Around the time when the first electric guitars were created, the first amplifiers were already around and were being used for acoustic guitars. These amplifier systems, however, were not ideal. They were systems not meant for guitar players; they were meant for radio and PA systems, and they required big, bulky batteries to run. They were hard to come by, inconvenient, and unreliable, while also not providing enough volume amplification to really do the job. These systems were also often huge and expensive, which made them not feasible for most musicians to own and use.

However, in the early 1930’s, PA systems began to move away from battery systems due to the use of electrolytic capacitors and rectifier tubes. Thanks to these inventions, PA systems could be plugged into a wall socket, which enabled them to be much smaller and overall better than the previous battery-based systems. Beauchamp and Rickenbacker, the innovators mentioned in our blog about electric guitars, began to experiment with modifying these; they altered the system to work with a pickup instead of a microphone, much like modern amps. This design would prove to be crucial to the development of amps.
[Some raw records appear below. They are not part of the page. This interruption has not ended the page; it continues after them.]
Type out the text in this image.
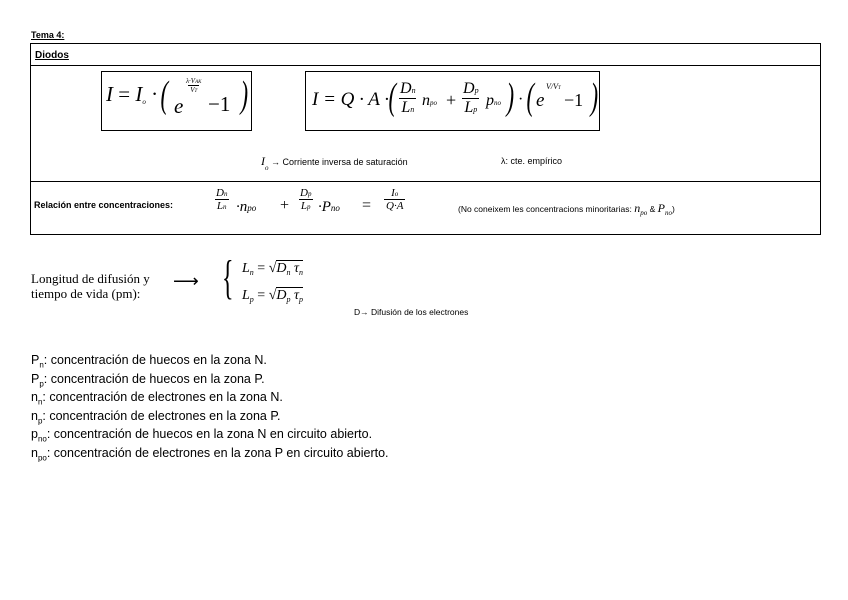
Tema 4:
Diodos
$I = I_o$ · ( e
λ·VAK
VT
−1 )	I = Q · A · ( $\frac{Dn}{Ln}$ npo + $\frac{Dp}{Lp}$ pno ) · ( e
V/VT
−1 )
$I_o$ → Corriente inversa de saturación	λ: cte. empírico
Relación entre concentraciones:	$\frac{Dn}{Ln} \cdot npo + \frac{Dp}{Lp} \cdot Pno = \frac{Io}{Q\cdot A}$	(No coneixem les concentracions minoritarias: $n_{po}$ & $P_{no}$)
Longitud de difusión y
tiempo de vida (pm):
⟶ { $L_n = √D_n$ $\tau_n$
$L_p = √D_p$ $\tau_p$
D→ Difusión de los electrones
$P_n$: concentración de huecos en la zona N.
$P_p$: concentración de huecos en la zona P.
$n_n$: concentración de electrones en la zona N.
$n_p$: concentración de electrones en la zona P.
$p_{no}$: concentración de huecos en la zona N en circuito abierto.
$n_{po}$: concentración de electrones en la zona P en circuito abierto.
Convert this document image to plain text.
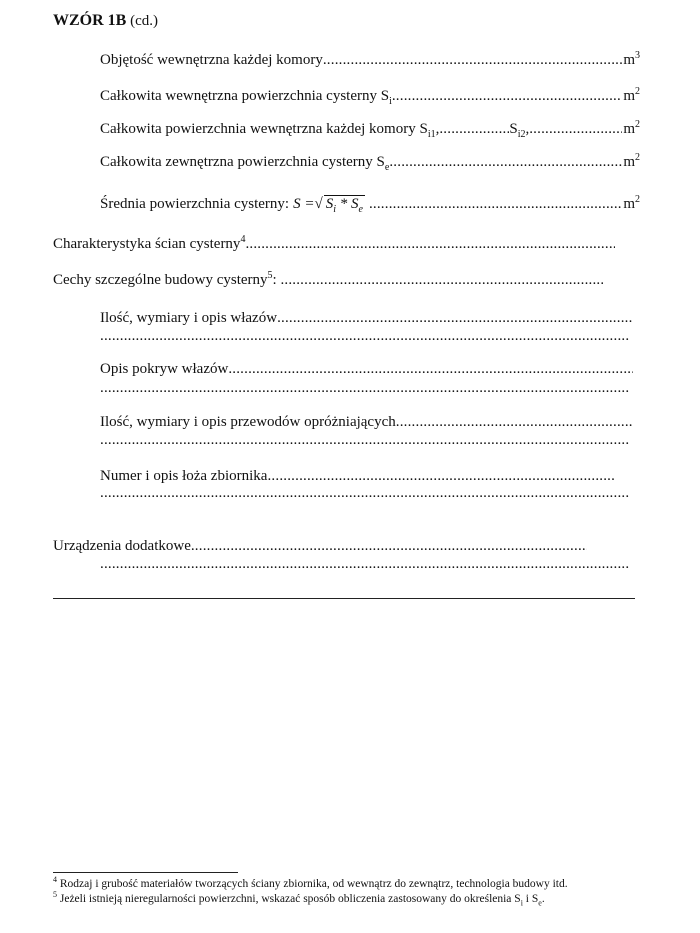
WZÓR 1B (cd.)
Objętość wewnętrzna każdej komory .....	$m^3$
Całkowita wewnętrzna powierzchnia cysterny $S_i$ .....	$m^2$
Całkowita powierzchnia wewnętrzna każdej komory $S_{i1}$, .....	$S_{i2}$, .....	$m^2$
Całkowita zewnętrzna powierzchnia cysterny $S_e$ .....	$m^2$
Średnia powierzchnia cysterny: S = √ $S_i * S_e$ .....	$m^2$
Charakterystyka ścian cysterny$^4$
.....
Cechy szczególne budowy cysterny$^5$:
.....
Ilość, wymiary i opis włazów
.....
.....
Opis pokryw włazów
.....
.....
Ilość, wymiary i opis przewodów opróżniających
.....
.....
Numer i opis łoża zbiornika
.....
.....
Urządzenia dodatkowe
.....
.....
$^4$ Rodzaj i grubość materiałów tworzących ściany zbiornika, od wewnątrz do zewnątrz, technologia budowy itd.
$^5$ Jeżeli istnieją nieregularności powierzchni, wskazać sposób obliczenia zastosowany do określenia $S_i$ i $S_e$.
Beauchamp and Rickenbacke would go on to form the Electro String company, and would create the first production-model dedicated electric guitar amplifier in 1932. After creating this model, the company hired an engineer, Ralph Robertson, to improve their amplifier design. Robertson would go on to develop new circuitry that would put Electro String amps far above all other competition, to the point where their amps would inspire the designs of others. This amp design made guitar amplifiers much more popular, and they would steadily rise in popularity over the years. These amps, however, would have one big flaw; they had 10 watt speakers. That was just simply not enough power to get the volume that electric guitar players began to desire.
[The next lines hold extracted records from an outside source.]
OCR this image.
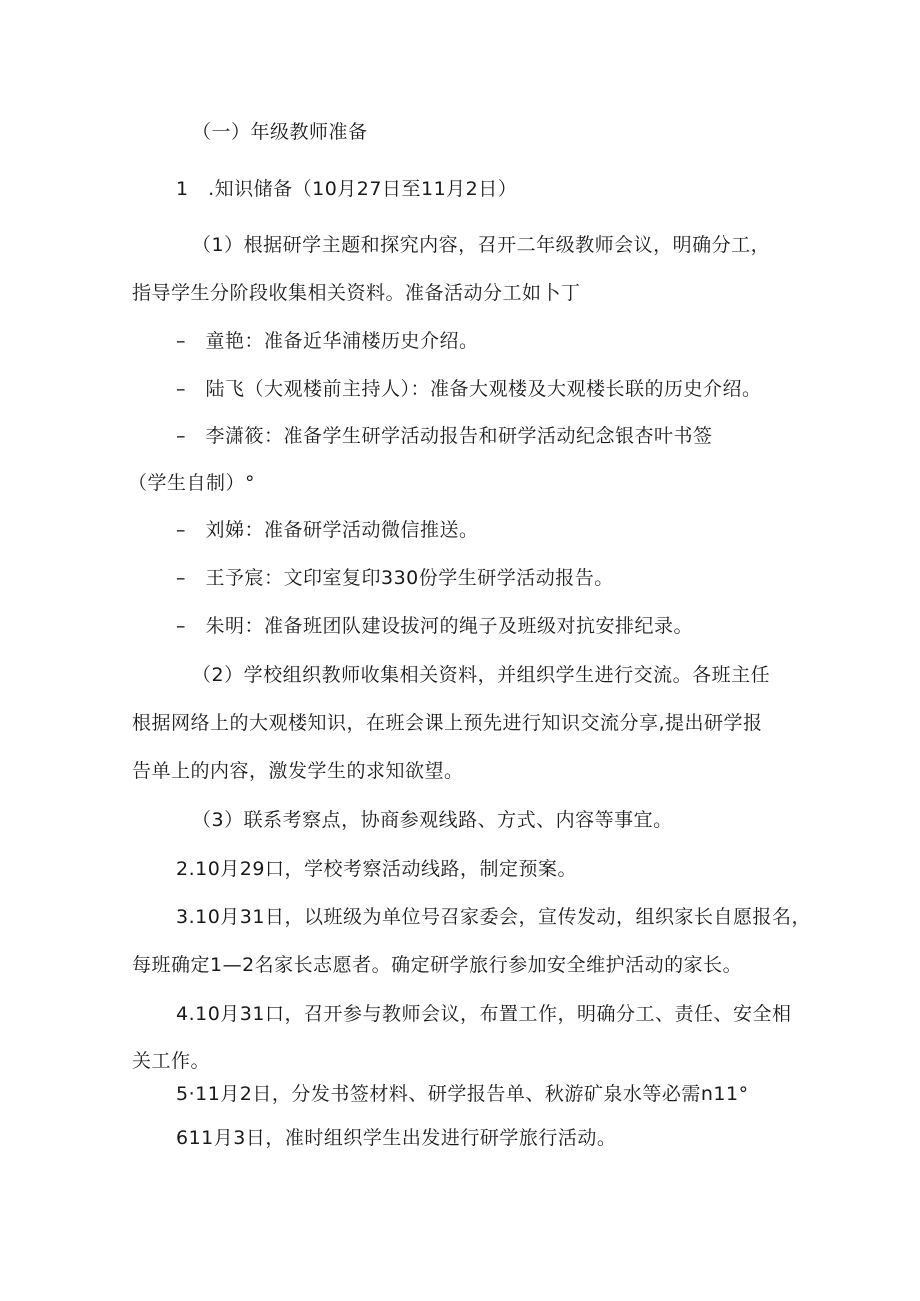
（一）年级教师准备
1　.知识储备（10月27日至11月2日）
（1）根据研学主题和探究内容，召开二年级教师会议，明确分工，
指导学生分阶段收集相关资料。准备活动分工如卜丁
–　童艳：准备近华浦楼历史介绍。
–　陆飞（大观楼前主持人）：准备大观楼及大观楼长联的历史介绍。
–　李潇筱：准备学生研学活动报告和研学活动纪念银杏叶书签
（学生自制）°
–　刘娣：准备研学活动微信推送。
–　王予宸：文印室复印330份学生研学活动报告。
–　朱明：准备班团队建设拔河的绳子及班级对抗安排纪录。
（2）学校组织教师收集相关资料，并组织学生进行交流。各班主任
根据网络上的大观楼知识，在班会课上预先进行知识交流分享,提出研学报
告单上的内容，激发学生的求知欲望。
（3）联系考察点，协商参观线路、方式、内容等事宜。
2.10月29口，学校考察活动线路，制定预案。
3.10月31日，以班级为单位号召家委会，宣传发动，组织家长自愿报名，
每班确定1—2名家长志愿者。确定研学旅行参加安全维护活动的家长。
4.10月31口，召开参与教师会议，布置工作，明确分工、责任、安全相
关工作。
5·11月2日，分发书签材料、研学报告单、秋游矿泉水等必需n11°
611月3日，准时组织学生出发进行研学旅行活动。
Another person who took inspiration from the Electro String company saw this issue and worked to fix it. In 1949, Leo Fender would release a new 50-watt amp with much bigger speakers on it. Electric guitars and the amplifiers that worked with them would then begin to rise heavily in popularity.

In the 1960’s, musicians began to discover that they could push their amplifiers past their limits and get an interesting distortion effect. This particular sound would become very popular in music of the era, and it would only further drive electric guitars into extreme popularity. The popularity led to more demand for a bigger, more powerful amp that was louder and more capable of handling such sounds.


Jim Marshall would produce the biggest and baddest amplifier yet to meet these demands. The Marshall amp was 100-watts, which was a big jump in power. It would also use four speakers. The power of this amplifier would finally give guitarists what they wanted since the beginning; big, powerful sound.